ABSTRACT

Who would discuss social mobility must first make clear what he means by the term. As a vast modern literature attests, no topic exerts greater fascination for sociologists than social mobility. Fifteen years ago Bernard Barber noted that about a hundred articles and books on the concept were appearing each year.1 Even a hasty glance at the articles and book reviews in the A m erican Sociological R eview of the past decade indicates that the pace of publication on social mobility has, if anything, quickened.

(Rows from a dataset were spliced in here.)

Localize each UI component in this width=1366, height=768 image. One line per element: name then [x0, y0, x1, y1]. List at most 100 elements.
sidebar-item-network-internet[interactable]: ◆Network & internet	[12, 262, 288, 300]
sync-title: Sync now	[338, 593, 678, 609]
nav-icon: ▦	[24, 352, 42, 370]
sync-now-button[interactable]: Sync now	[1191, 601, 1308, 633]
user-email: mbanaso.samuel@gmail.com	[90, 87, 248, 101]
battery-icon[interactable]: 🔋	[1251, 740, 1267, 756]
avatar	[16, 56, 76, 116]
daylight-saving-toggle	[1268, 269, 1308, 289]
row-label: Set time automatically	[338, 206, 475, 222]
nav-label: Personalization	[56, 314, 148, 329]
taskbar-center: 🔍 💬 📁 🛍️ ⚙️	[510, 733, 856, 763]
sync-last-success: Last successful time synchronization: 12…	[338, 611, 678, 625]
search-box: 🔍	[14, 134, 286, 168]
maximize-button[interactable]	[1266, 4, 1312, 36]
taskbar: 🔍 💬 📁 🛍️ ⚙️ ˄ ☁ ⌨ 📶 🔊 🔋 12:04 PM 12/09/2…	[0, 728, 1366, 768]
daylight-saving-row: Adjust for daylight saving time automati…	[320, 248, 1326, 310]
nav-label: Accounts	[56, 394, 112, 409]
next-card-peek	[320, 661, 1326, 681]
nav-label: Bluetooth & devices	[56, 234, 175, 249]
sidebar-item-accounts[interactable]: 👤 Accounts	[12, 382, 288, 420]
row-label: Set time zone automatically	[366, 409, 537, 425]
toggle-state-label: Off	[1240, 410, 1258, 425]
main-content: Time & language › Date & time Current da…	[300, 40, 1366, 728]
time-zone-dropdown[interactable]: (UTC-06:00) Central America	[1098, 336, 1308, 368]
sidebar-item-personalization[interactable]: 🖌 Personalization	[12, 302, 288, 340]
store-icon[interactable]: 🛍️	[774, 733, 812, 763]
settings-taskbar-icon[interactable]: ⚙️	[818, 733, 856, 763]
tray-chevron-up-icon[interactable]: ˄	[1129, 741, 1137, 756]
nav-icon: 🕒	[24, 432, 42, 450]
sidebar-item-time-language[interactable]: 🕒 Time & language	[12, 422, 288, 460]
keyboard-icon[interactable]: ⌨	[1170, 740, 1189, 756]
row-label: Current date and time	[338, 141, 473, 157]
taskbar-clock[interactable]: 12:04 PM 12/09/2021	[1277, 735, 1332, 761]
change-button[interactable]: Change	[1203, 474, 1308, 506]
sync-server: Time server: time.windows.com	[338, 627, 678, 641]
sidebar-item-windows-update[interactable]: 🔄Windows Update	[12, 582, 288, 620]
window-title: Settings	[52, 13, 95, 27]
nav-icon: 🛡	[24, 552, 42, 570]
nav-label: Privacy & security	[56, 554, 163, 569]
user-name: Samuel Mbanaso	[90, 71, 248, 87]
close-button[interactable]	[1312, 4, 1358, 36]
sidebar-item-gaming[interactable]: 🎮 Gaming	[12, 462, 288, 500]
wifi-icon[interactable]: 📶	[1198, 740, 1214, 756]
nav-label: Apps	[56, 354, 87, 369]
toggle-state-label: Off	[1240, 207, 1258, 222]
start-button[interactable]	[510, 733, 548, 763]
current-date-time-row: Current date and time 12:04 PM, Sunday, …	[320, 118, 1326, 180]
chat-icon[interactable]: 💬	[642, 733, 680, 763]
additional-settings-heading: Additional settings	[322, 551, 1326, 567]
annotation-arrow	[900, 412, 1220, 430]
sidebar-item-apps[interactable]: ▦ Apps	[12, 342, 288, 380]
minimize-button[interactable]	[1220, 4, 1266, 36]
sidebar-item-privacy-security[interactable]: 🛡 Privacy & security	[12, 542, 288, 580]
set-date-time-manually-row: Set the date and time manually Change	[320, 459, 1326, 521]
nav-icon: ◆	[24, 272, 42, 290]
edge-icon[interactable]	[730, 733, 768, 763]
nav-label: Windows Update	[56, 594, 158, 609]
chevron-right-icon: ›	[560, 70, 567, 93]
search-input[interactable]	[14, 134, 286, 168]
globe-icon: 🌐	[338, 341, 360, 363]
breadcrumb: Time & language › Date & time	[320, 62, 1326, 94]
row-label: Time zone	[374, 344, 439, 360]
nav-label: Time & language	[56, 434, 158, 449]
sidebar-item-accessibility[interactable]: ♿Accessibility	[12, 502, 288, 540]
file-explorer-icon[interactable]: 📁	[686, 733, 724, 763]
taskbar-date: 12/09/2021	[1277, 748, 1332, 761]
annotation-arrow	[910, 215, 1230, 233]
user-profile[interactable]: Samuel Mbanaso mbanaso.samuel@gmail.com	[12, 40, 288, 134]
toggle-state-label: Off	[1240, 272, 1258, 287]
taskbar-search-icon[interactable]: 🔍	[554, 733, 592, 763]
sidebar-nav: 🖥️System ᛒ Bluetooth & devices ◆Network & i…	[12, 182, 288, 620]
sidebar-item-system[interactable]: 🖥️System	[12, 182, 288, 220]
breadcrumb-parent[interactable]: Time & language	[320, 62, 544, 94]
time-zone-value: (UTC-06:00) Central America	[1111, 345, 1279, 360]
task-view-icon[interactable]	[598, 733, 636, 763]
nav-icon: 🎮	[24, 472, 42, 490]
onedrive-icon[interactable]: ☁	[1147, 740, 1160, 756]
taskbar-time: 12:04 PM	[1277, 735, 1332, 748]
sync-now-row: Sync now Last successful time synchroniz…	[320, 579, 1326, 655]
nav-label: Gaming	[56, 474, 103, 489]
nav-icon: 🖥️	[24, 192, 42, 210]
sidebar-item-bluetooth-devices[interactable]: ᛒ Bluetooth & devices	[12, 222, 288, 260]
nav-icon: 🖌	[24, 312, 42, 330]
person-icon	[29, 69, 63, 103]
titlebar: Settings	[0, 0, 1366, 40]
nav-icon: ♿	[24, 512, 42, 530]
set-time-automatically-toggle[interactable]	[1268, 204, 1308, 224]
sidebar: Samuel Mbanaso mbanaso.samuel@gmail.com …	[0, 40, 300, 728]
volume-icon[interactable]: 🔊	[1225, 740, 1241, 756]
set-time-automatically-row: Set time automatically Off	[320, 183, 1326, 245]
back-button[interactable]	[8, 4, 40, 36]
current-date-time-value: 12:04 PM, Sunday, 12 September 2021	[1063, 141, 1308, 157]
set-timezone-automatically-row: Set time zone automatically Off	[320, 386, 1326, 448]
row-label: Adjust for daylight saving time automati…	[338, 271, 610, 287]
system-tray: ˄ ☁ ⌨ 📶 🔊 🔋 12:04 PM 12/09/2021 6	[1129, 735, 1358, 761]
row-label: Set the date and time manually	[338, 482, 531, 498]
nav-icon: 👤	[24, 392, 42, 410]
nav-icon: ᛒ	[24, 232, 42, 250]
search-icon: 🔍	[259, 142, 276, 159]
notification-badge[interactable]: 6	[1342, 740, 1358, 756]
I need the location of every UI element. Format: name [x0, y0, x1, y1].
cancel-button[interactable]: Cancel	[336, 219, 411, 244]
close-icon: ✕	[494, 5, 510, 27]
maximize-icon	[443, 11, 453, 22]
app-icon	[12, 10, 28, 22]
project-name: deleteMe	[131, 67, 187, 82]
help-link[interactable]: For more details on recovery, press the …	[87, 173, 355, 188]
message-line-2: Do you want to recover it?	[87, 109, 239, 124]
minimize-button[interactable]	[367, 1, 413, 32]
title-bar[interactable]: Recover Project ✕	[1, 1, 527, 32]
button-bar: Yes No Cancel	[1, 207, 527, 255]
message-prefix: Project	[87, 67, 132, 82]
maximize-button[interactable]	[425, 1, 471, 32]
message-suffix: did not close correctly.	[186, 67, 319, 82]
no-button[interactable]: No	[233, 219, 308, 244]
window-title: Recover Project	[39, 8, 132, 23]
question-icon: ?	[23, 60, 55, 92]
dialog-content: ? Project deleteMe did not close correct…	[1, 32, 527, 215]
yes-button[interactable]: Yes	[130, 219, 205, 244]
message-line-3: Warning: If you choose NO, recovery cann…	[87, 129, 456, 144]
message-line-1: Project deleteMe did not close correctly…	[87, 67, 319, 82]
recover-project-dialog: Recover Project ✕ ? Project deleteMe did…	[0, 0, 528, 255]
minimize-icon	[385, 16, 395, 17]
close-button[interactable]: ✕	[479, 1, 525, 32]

The clearest point made about the topic in the literature is its complexity; for as Reinhard Bendix and Seymour Martin Lipset have observed, "the concept of social mobility is ambiguous," depending among other things on men's subjective perception of changes in that most elusive phenomenon, their status.2 Few students would dissent from the conclusion reached by Thomas Fox and S. M. Miller that "there are a host of different ways of measuring mobility," or that "mobility has many varied contours." Another study finds that at least twenty-two different ingredients of social mobility have been used by scholars.3 Nor was this list exhaustive. In view of the’varying definitions given the concept and the unlike aspects of it emphasized by different scholars, one appreciates Ralf Dahrendorf's judgment that "the concept of social mobility is too general to be useful." 4

The chapters in this section, therefore, consider not social mobility in general but three significant facets of antebellum mobility: the social and economic situation of parents and families of the rich (or intergenerational social and economic mobility); the extent to which fortunes rose and fell during the era (or intragenerational economic mobility); and the classic issue of equality of opportunity. If the discussion will not reveal or even purport to reveal the full extent of social mobility in antebellum America-an impossible task given the elusiveness of that

topic and the diverse ways of measuring it-its purpose is more modest and therefore perhaps more useful. The evidence illuminates important aspects of American social development that have been obscured in myth and neglect.